Louisville Medicine Volume 64, Issue 8 | Page 10

ELECTRONIC CIGARETTES, HOOKAH AND LOUISVILLE’ S SMOKE-FREE ORDINANCE

Sarah Moyer, MD, MPH & Judah Skolnick, MD

When Louisville enacted its comprehensive Smoke-Free ordinance in 2008, it was one of the strongest such laws in the country. Although we were once the home of big tobacco, we took a legal stand and prohibited smoking in all indoor public places and worksites.
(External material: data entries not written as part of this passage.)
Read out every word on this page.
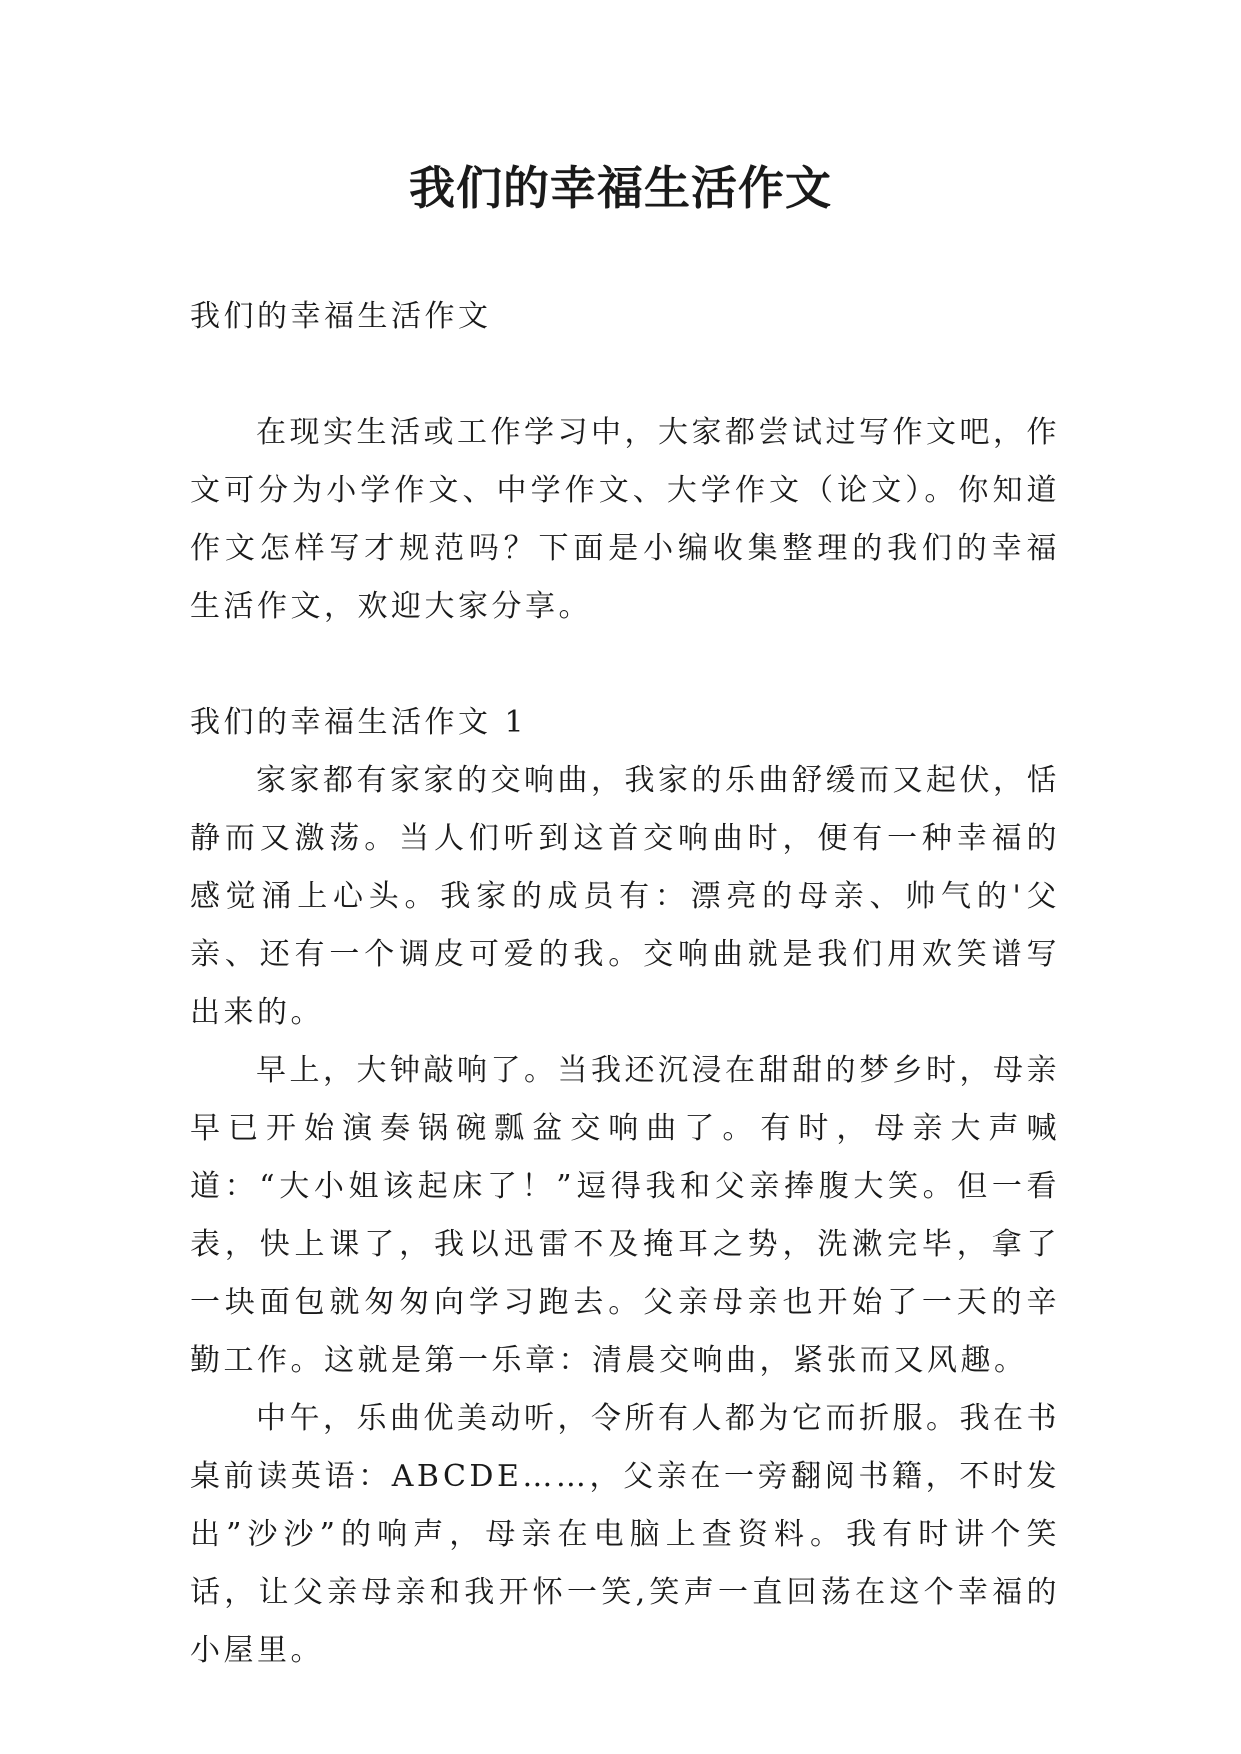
我们的幸福生活作文

我们的幸福生活作文

在现实生活或工作学习中，大家都尝试过写作文吧，作文可分为小学作文、中学作文、大学作文（论文）。你知道作文怎样写才规范吗？下面是小编收集整理的我们的幸福生活作文，欢迎大家分享。

我们的幸福生活作文 1

家家都有家家的交响曲，我家的乐曲舒缓而又起伏，恬静而又激荡。当人们听到这首交响曲时，便有一种幸福的感觉涌上心头。我家的成员有：漂亮的母亲、帅气的'父亲、还有一个调皮可爱的我。交响曲就是我们用欢笑谱写出来的。

早上，大钟敲响了。当我还沉浸在甜甜的梦乡时，母亲早已开始演奏锅碗瓢盆交响曲了。有时，母亲大声喊道：“大小姐该起床了！”逗得我和父亲捧腹大笑。但一看表，快上课了，我以迅雷不及掩耳之势，洗漱完毕，拿了一块面包就匆匆向学习跑去。父亲母亲也开始了一天的辛勤工作。这就是第一乐章：清晨交响曲，紧张而又风趣。

中午，乐曲优美动听，令所有人都为它而折服。我在书桌前读英语：ABCDE……，父亲在一旁翻阅书籍，不时发出”沙沙”的响声，母亲在电脑上查资料。我有时讲个笑话，让父亲母亲和我开怀一笑,笑声一直回荡在这个幸福的小屋里。
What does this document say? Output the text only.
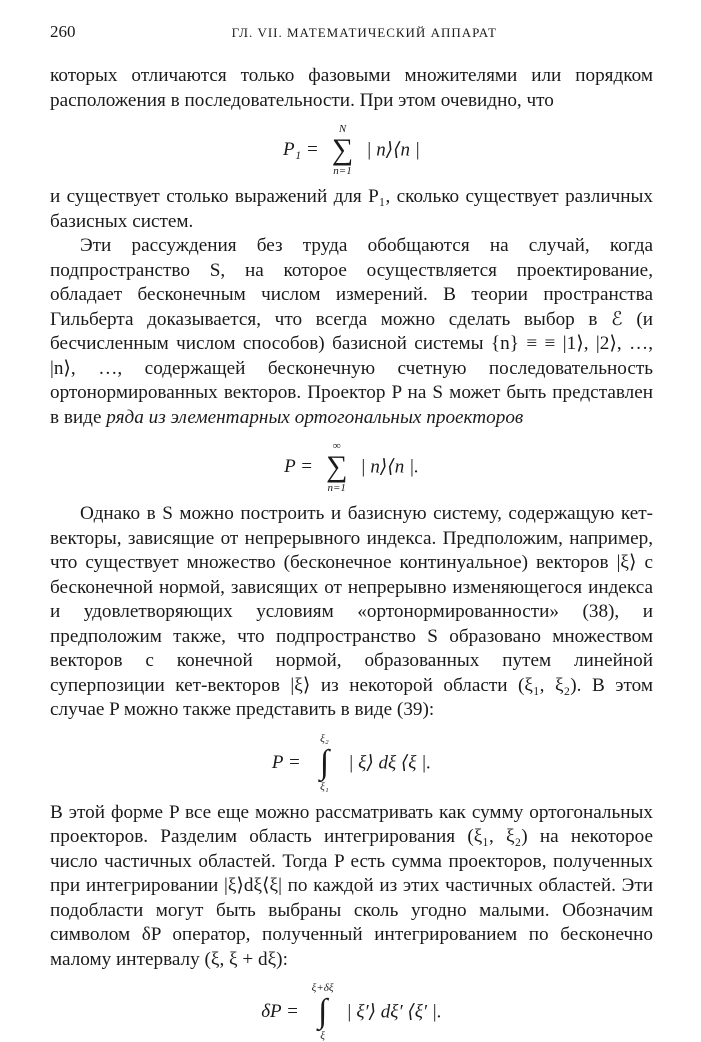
260	ГЛ. VII. МАТЕМАТИЧЕСКИЙ АППАРАТ

которых отличаются только фазовыми множителями или порядком расположения в последовательности. При этом очевидно, что

P₁ =
N
∑
n=1
| n⟩⟨n |

и существует столько выражений для P₁, сколько существует различных базисных систем.

Эти рассуждения без труда обобщаются на случай, когда подпространство S, на которое осуществляется проектирование, обладает бесконечным числом измерений. В теории пространства Гильберта доказывается, что всегда можно сделать выбор в ℰ (и бесчисленным числом способов) базисной системы {n} ≡ ≡ |1⟩, |2⟩, …, |n⟩, …, содержащей бесконечную счетную последовательность ортонормированных векторов. Проектор P на S может быть представлен в виде ряда из элементарных ортогональных проекторов

P =
∞
∑
n=1
| n⟩⟨n |.

Однако в S можно построить и базисную систему, содержащую кет-векторы, зависящие от непрерывного индекса. Предположим, например, что существует множество (бесконечное континуальное) векторов |ξ⟩ с бесконечной нормой, зависящих от непрерывно изменяющегося индекса и удовлетворяющих условиям «ортонормированности» (38), и предположим также, что подпространство S образовано множеством векторов с конечной нормой, образованных путем линейной суперпозиции кет-векторов |ξ⟩ из некоторой области (ξ₁, ξ₂). В этом случае P можно также представить в виде (39):

P =
ξ₂
∫
ξ₁
| ξ⟩ dξ ⟨ξ |.

В этой форме P все еще можно рассматривать как сумму ортогональных проекторов. Разделим область интегрирования (ξ₁, ξ₂) на некоторое число частичных областей. Тогда P есть сумма проекторов, полученных при интегрировании |ξ⟩dξ⟨ξ| по каждой из этих частичных областей. Эти подобласти могут быть выбраны сколь угодно малыми. Обозначим символом δP оператор, полученный интегрированием по бесконечно малому интервалу (ξ, ξ + dξ):

δP =
ξ+δξ
∫
ξ
| ξ′⟩ dξ′ ⟨ξ′ |.
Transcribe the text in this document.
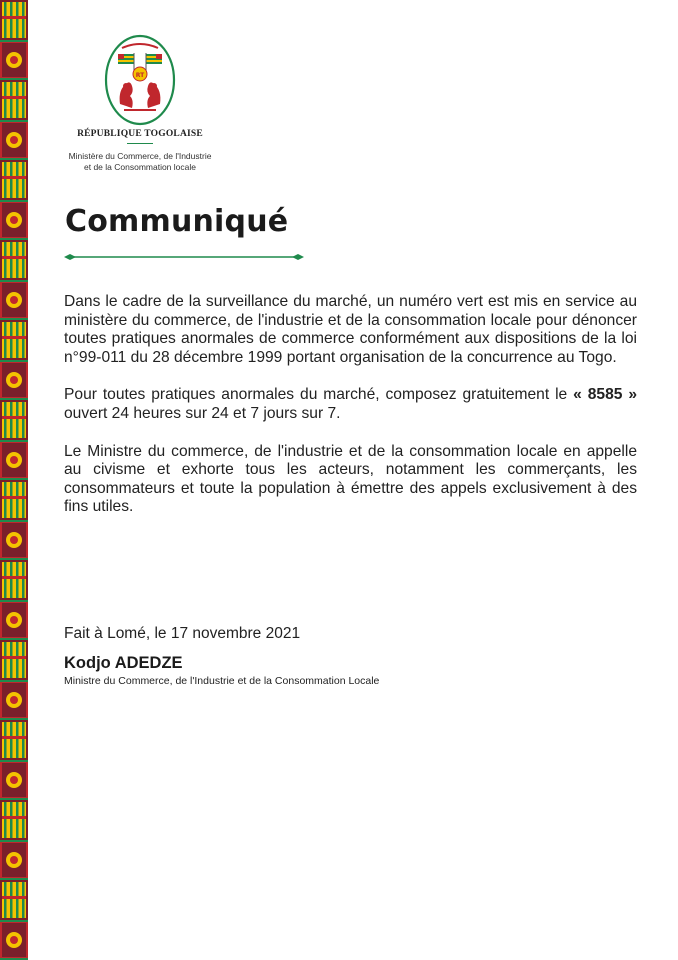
RT
RÉPUBLIQUE TOGOLAISE
Ministère du Commerce, de l'Industrie
et de la Consommation locale
Communiqué

Dans le cadre de la surveillance du marché, un numéro vert est mis en service au ministère du commerce, de l'industrie et de la consommation locale pour dénoncer toutes pratiques anormales de commerce conformément aux dispositions de la loi n°99-011 du 28 décembre 1999 portant organisation de la concurrence au Togo.

Pour toutes pratiques anormales du marché, composez gratuitement le « 8585 » ouvert 24 heures sur 24 et 7 jours sur 7.

Le Ministre du commerce, de l'industrie et de la consommation locale en appelle au civisme et exhorte tous les acteurs, notamment les commerçants, les consommateurs et toute la population à émettre des appels exclusivement à des fins utiles.

Fait à Lomé, le 17 novembre 2021
Kodjo ADEDZE
Ministre du Commerce, de l'Industrie et de la Consommation Locale
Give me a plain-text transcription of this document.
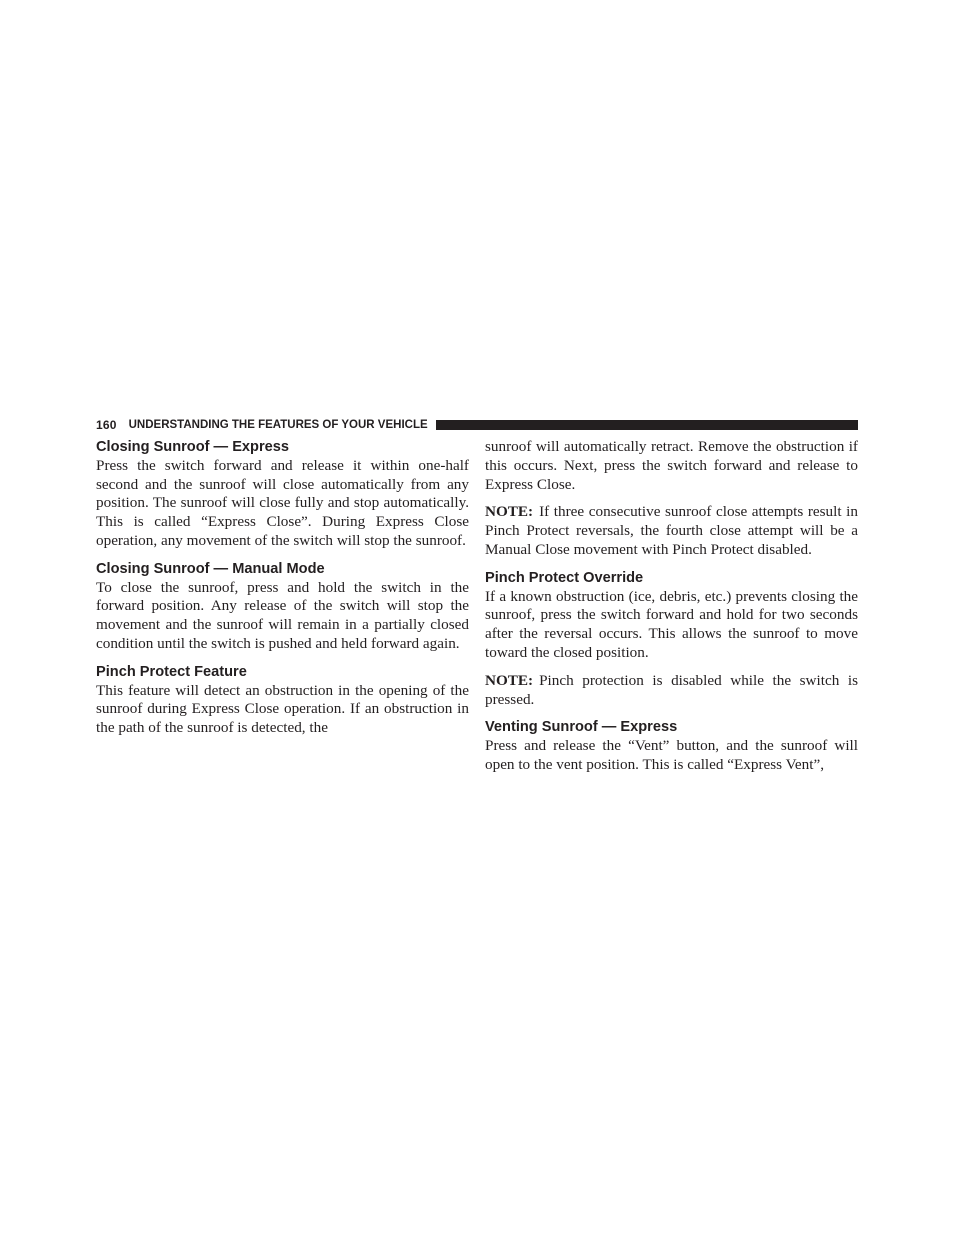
160 UNDERSTANDING THE FEATURES OF YOUR VEHICLE
Closing Sunroof — Express

Press the switch forward and release it within one-half second and the sunroof will close automatically from any position. The sunroof will close fully and stop automatically. This is called “Express Close”. During Express Close operation, any movement of the switch will stop the sunroof.

Closing Sunroof — Manual Mode

To close the sunroof, press and hold the switch in the forward position. Any release of the switch will stop the movement and the sunroof will remain in a partially closed condition until the switch is pushed and held forward again.

Pinch Protect Feature

This feature will detect an obstruction in the opening of the sunroof during Express Close operation. If an obstruction in the path of the sunroof is detected, the

sunroof will automatically retract. Remove the obstruction if this occurs. Next, press the switch forward and release to Express Close.

NOTE: If three consecutive sunroof close attempts result in Pinch Protect reversals, the fourth close attempt will be a Manual Close movement with Pinch Protect disabled.

Pinch Protect Override

If a known obstruction (ice, debris, etc.) prevents closing the sunroof, press the switch forward and hold for two seconds after the reversal occurs. This allows the sunroof to move toward the closed position.

NOTE: Pinch protection is disabled while the switch is pressed.

Venting Sunroof — Express

Press and release the “Vent” button, and the sunroof will open to the vent position. This is called “Express Vent”,
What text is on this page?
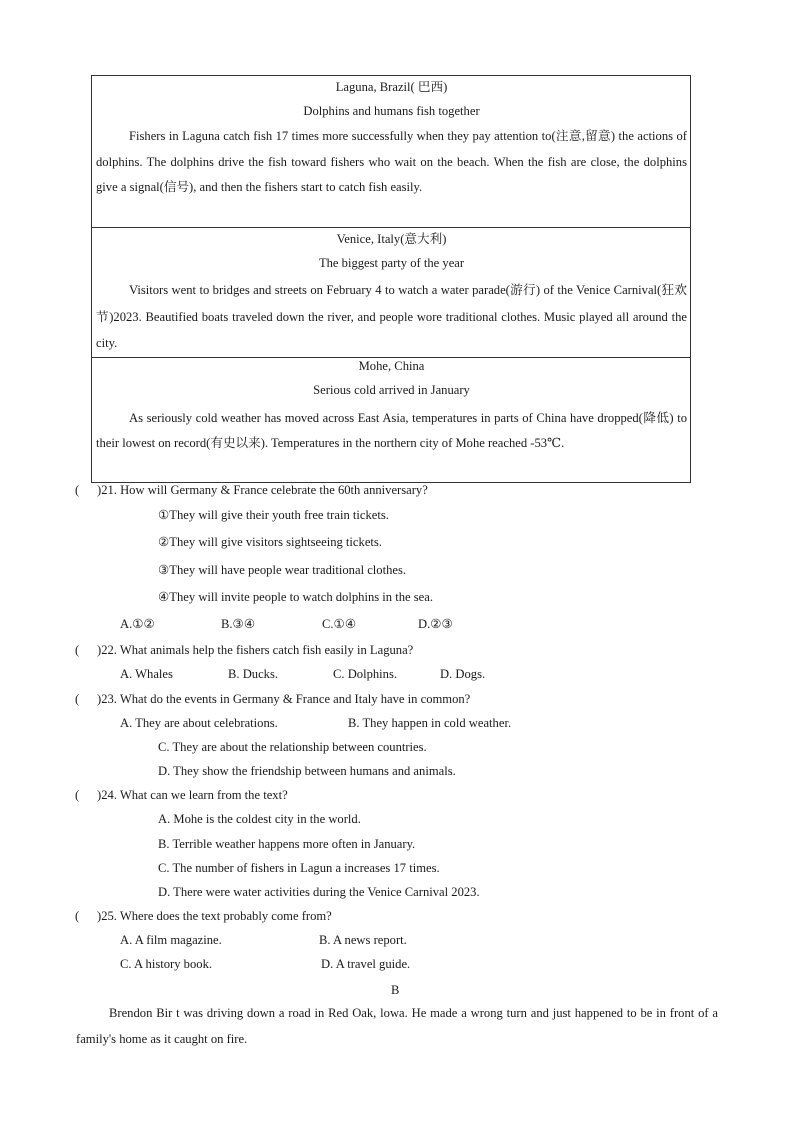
Laguna, Brazil( 巴西)
Dolphins and humans fish together
Fishers in Laguna catch fish 17 times more successfully when they pay attention to(注意,留意) the actions of dolphins. The dolphins drive the fish toward fishers who wait on the beach. When the fish are close, the dolphins give a signal(信号), and then the fishers start to catch fish easily.
Venice, Italy(意大利)
The biggest party of the year
Visitors went to bridges and streets on February 4 to watch a water parade(游行) of the Venice Carnival(狂欢节)2023. Beautified boats traveled down the river, and people wore traditional clothes. Music played all around the city.
Mohe, China
Serious cold arrived in January
As seriously cold weather has moved across East Asia, temperatures in parts of China have dropped(降低) to their lowest on record(有史以来). Temperatures in the northern city of Mohe reached -53℃.
( )21. How will Germany & France celebrate the 60th anniversary?
①They will give their youth free train tickets.
②They will give visitors sightseeing tickets.
③They will have people wear traditional clothes.
④They will invite people to watch dolphins in the sea.
A.①②	B.③④	C.①④	D.②③
( )22. What animals help the fishers catch fish easily in Laguna?
A. Whales	B. Ducks.	C. Dolphins.	D. Dogs.
( )23. What do the events in Germany & France and Italy have in common?
A. They are about celebrations.	B. They happen in cold weather.
C. They are about the relationship between countries.
D. They show the friendship between humans and animals.
( )24. What can we learn from the text?
A. Mohe is the coldest city in the world.
B. Terrible weather happens more often in January.
C. The number of fishers in Lagun a increases 17 times.
D. There were water activities during the Venice Carnival 2023.
( )25. Where does the text probably come from?
A. A film magazine.	B. A news report.
C. A history book.	D. A travel guide.
B
Brendon Bir t was driving down a road in Red Oak, lowa. He made a wrong turn and just happened to be in front of a family's home as it caught on fire.
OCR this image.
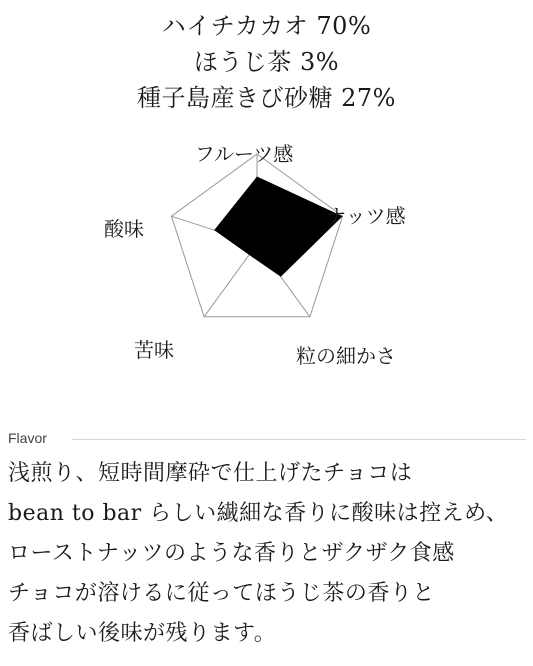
ハイチカカオ 70%
ほうじ茶 3%
種子島産きび砂糖 27%
フルーツ感
ナッツ感
粒の細かさ
苦味
酸味
Flavor
浅煎り、短時間摩砕で仕上げたチョコは
bean to bar らしい繊細な香りに酸味は控えめ、
ローストナッツのような香りとザクザク食感
チョコが溶けるに従ってほうじ茶の香りと
香ばしい後味が残ります。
Since that time, however, new products have come on the market, notably electronic cigarettes and hookah. These products pose new health dangers to non-users from secondhand exposure in public places. Their increasing use, particularly among young people, also threatens to reverse the trends of making nicotine addiction less socially acceptable, and that of falling smoking rates.
Electronic cigarettes( also known as electronic nicotine delivery systems, electronic smoking devices, e-cigarettes, e-cigs, vape pens) are battery-powered devices that provide aerosolized doses of nicotine and other additives to the user. The devices are metal or plastic tubes that contain a cartridge filled with a liquid that is vaporized by a heating element.
While manufacturers and sellers often claim that these products emit a“ harmless water vapor” the fact is that the secondhand aerosol from electronic cigarettes contains nicotine, propylene glycol, formaldehyde, ultrafine metal and silicate particles, and toxicants that are known to cause cancer. Other toxicants in electronic cigarettes include diacetyl, a chemical linked to serious lung disease; volatile organic compounds such as benzene, which is found in car exhaust; and heavy metals, such as nickel, tin and lead. Studies have also found increased dynamic pulmonary airway resistance in e-cigarette users. Several e-cigarette refill fluids were shown to be cytotoxic to pulmonary fibroblasts, human embryonic stem cells and mouse neural stem cells.
Electronic cigarette use in public places can have serious adverse health consequences to non-users. A Federal Food and Drug Administration( FDA) analysis found that almost one-third of adverse-event reports from e-cigarettes were related to secondhand exposure. The researchers examined the 90 adverse-event reports submitted to the FDA from January 1, 2012 to June 30, 2014. Of these, 33 were related to non-users.
Similarly, hookah smoking in public places also poses a health danger from secondhand inhalation to non-users, including employees.
A hookah is a single or multi-stemmed instrument for vaporizing and smoking flavored tobacco or herbs called shisha in which the vapor or smoke is passed through a water basin before inhalation.